Mango is an important tropical fruit with the reputation of "Tropical Fruit King." It is widely cultivated in tropical and subtropical regions. Mango bacterial leaf spot, which is caused by Xanthomonas critis pv. mangiferaeindicae (Xcm), poses a great threat to the development of mango planting industry. In this study, we used RNA sequencing and data-independent acquisition techniques to compare the transcriptome and proteome of the highly resistant cultivar "Renong No.1" (RN) and the highly susceptible cultivar "Keitt" (KT) in response to Xcm infection at different stages (0, 2, and 6 days). A total of 14,397 differentially expressed genes (DEGs) were identified in the transcriptome of the two varieties, and 4,400 and 8,926 genes were differentially expressed in RN and KT, respectively. Among them, 217 DEGs were related to plant hormone signaling pathway, and 202 were involved in the maintenance of cellular redox homeostasis. A total of 3,438 differentially expressed proteins (DEPs) were identified in the proteome of the two varieties. Exactly 1,542 and 1,700 DEPs were detected in RN and KT, respectively. In addition, 39 DEPs were related to plant hormone signaling pathway, whereas 68 were involved in the maintenance of cellular redox homeostasis. Through cross-validation of the two omics, 1,470 genes were found to be expressed in both groups, and a large number of glutathione metabolism-related genes, such as HSP26-A, G6PD4, and GPX2, were up-regulated in both omics. Peroxisome-related genes, such as LACS6, LACS9, PED1, GLO4, and HACL, were up-regulated or down-regulated in both omics. ABCB11, SAPK2, MYC2, TAG7, PYL1, and other genes related to indole-3-acetic acid and abscisic acid signal transduction and plant-pathogen interaction were up-regulated or down-regulated in both omics. We also used weighted gene co-expression network analysis to combine physiological and biochemical data (superoxide dismutase and catalase activity changes) with transcriptome and proteome data and finally identified three hub genes/proteins (SAG113, SRK2A, and ABCB1) that play an important role in plant hormone signal transduction. This work was the first study of gene/protein changes in resistant and susceptible mango varieties, and its results improved our understanding of the molecular mechanism of mango resistance to Xcm.

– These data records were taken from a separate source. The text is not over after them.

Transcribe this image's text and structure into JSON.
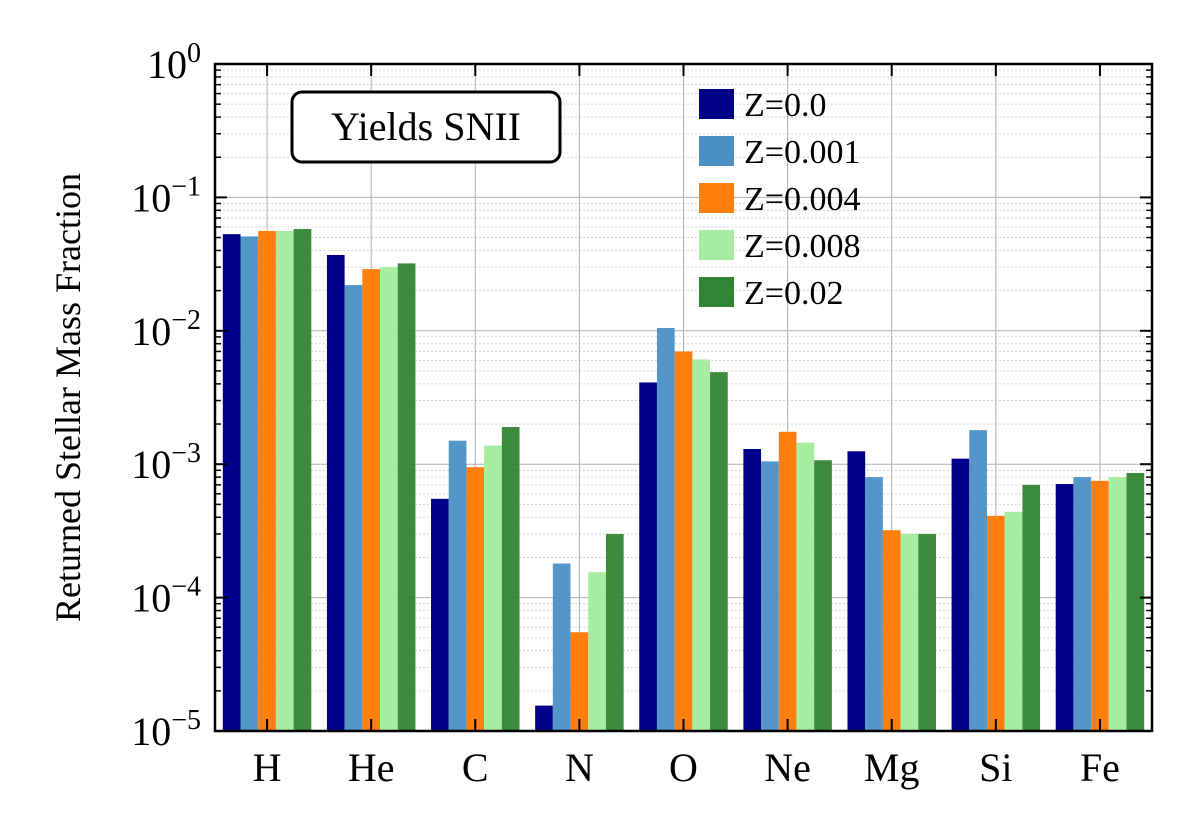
{
  "chart_data": {
    "type": "bar",
    "title": "",
    "xlabel": "",
    "ylabel": "Returned Stellar Mass Fraction",
    "yscale": "log",
    "ylim": [
      1e-05,
      1
    ],
    "y_ticks": [
      {
        "base": "10",
        "exp": "−5"
      },
      {
        "base": "10",
        "exp": "−4"
      },
      {
        "base": "10",
        "exp": "−3"
      },
      {
        "base": "10",
        "exp": "−2"
      },
      {
        "base": "10",
        "exp": "−1"
      },
      {
        "base": "10",
        "exp": "0"
      }
    ],
    "grid": true,
    "legend_position": "top-right",
    "annotation": "Yields SNII",
    "categories": [
      "H",
      "He",
      "C",
      "N",
      "O",
      "Ne",
      "Mg",
      "Si",
      "Fe"
    ],
    "series": [
      {
        "name": "Z=0.0",
        "color": "#00008b",
        "values": [
          0.053,
          0.037,
          0.00055,
          1.55e-05,
          0.0041,
          0.0013,
          0.00125,
          0.0011,
          0.00071
        ]
      },
      {
        "name": "Z=0.001",
        "color": "#4a90c4",
        "values": [
          0.051,
          0.022,
          0.0015,
          0.00018,
          0.0105,
          0.00105,
          0.0008,
          0.0018,
          0.0008
        ]
      },
      {
        "name": "Z=0.004",
        "color": "#ff7f0e",
        "values": [
          0.056,
          0.029,
          0.00095,
          5.5e-05,
          0.007,
          0.00175,
          0.00032,
          0.00041,
          0.00075
        ]
      },
      {
        "name": "Z=0.008",
        "color": "#a6eda1",
        "values": [
          0.056,
          0.03,
          0.00138,
          0.000155,
          0.0061,
          0.00145,
          0.0003,
          0.00044,
          0.0008
        ]
      },
      {
        "name": "Z=0.02",
        "color": "#338533",
        "values": [
          0.058,
          0.032,
          0.0019,
          0.0003,
          0.0049,
          0.00107,
          0.0003,
          0.0007,
          0.00086
        ]
      }
    ]
  }
}
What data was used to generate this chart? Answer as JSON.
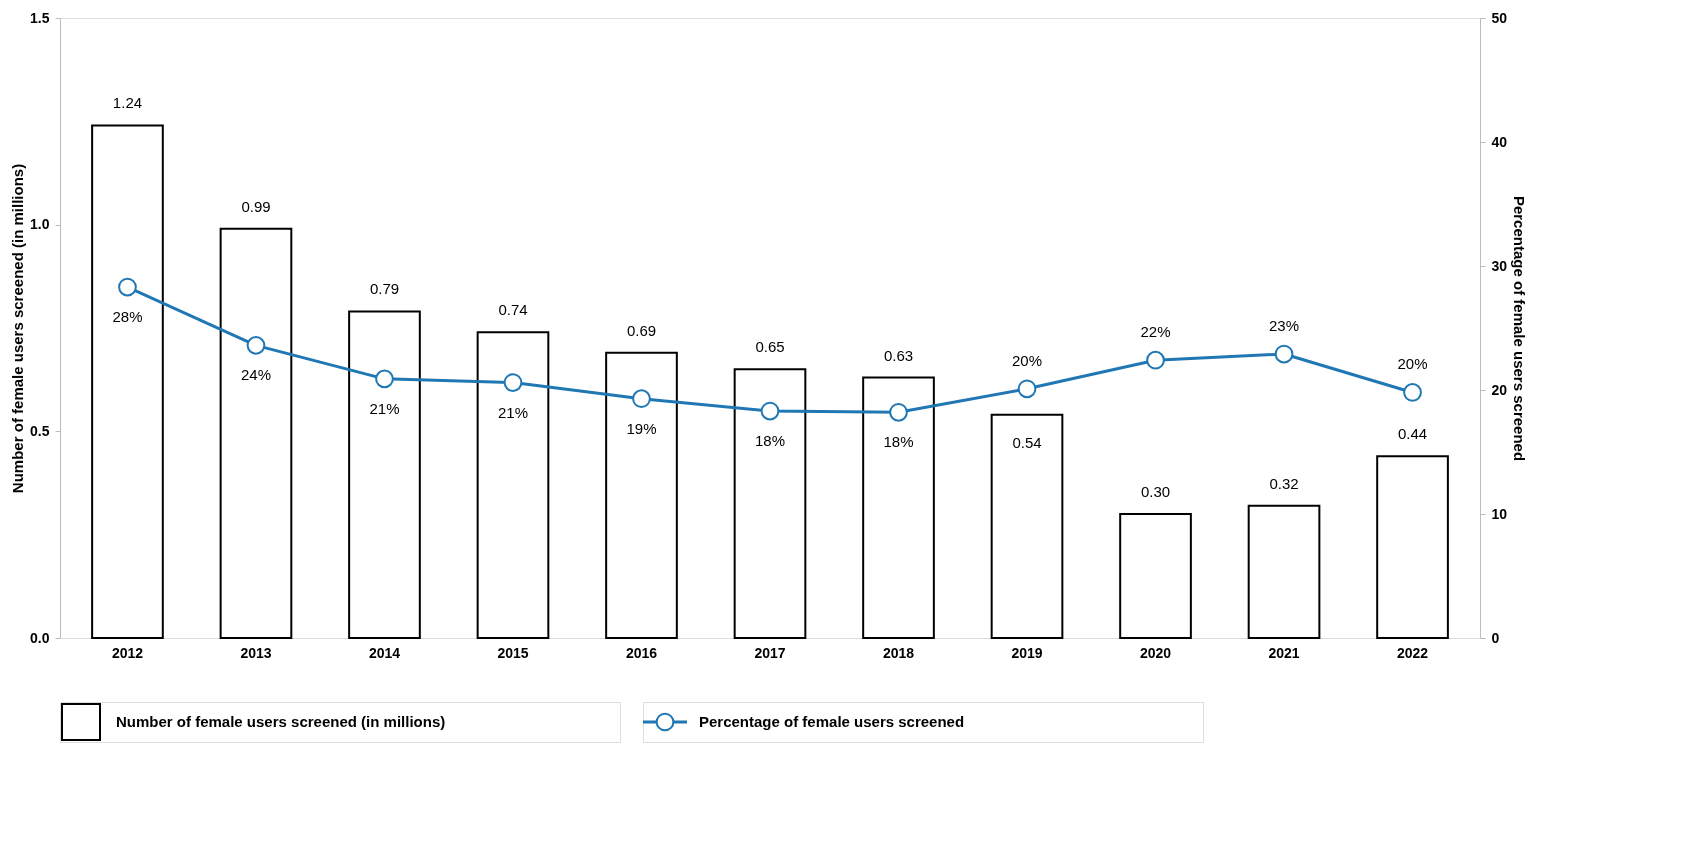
{
  "chart_data": {
    "type": "bar",
    "categories": [
      "2012",
      "2013",
      "2014",
      "2015",
      "2016",
      "2017",
      "2018",
      "2019",
      "2020",
      "2021",
      "2022"
    ],
    "series": [
      {
        "name": "Number of female users screened (in millions)",
        "color": "#000000",
        "values": [
          1.24,
          0.99,
          0.79,
          0.74,
          0.69,
          0.65,
          0.63,
          0.54,
          0.3,
          0.32,
          0.44
        ],
        "value_labels": [
          "1.24",
          "0.99",
          "0.79",
          "0.74",
          "0.69",
          "0.65",
          "0.63",
          "0.54",
          "0.30",
          "0.32",
          "0.44"
        ]
      },
      {
        "name": "Percentage of female users screened",
        "type": "line",
        "axis": "y2",
        "color": "#1f77b4",
        "marker": "circle",
        "values": [
          28.3,
          23.6,
          20.9,
          20.6,
          19.3,
          18.3,
          18.2,
          20.1,
          22.4,
          22.9,
          19.8
        ],
        "value_labels": [
          "28%",
          "24%",
          "21%",
          "21%",
          "19%",
          "18%",
          "18%",
          "20%",
          "22%",
          "23%",
          "20%"
        ]
      }
    ],
    "ylabel": "Number of female users screened (in millions)",
    "y2label": "Percentage of female users screened",
    "ylim": [
      0,
      1.5
    ],
    "yticks": [
      {
        "value": 0,
        "label": "0.0"
      },
      {
        "value": 0.5,
        "label": "0.5"
      },
      {
        "value": 1.0,
        "label": "1.0"
      },
      {
        "value": 1.5,
        "label": "1.5"
      }
    ],
    "y2lim": [
      0,
      50
    ],
    "y2ticks": [
      0,
      10,
      20,
      30,
      40,
      50
    ],
    "legend": "bottom"
  }
}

Keywords: cellular redox homeostasis; mango bacterial leaf spot; plant hormone signaling; proteomics; transcriptomics.

Grants and funding

This research was supported by the Key-Area Research and Development Program of Guangdong Province (2022B0202070002), the Yunnan Innovation Guidance and Technological Enterprise Cultivation Plan Project (202104BI090012), and the Chinese Special Fund of Basic Scientific Research Projects for State Level and Public Welfare-Scientific Research Institutes (1630062021014).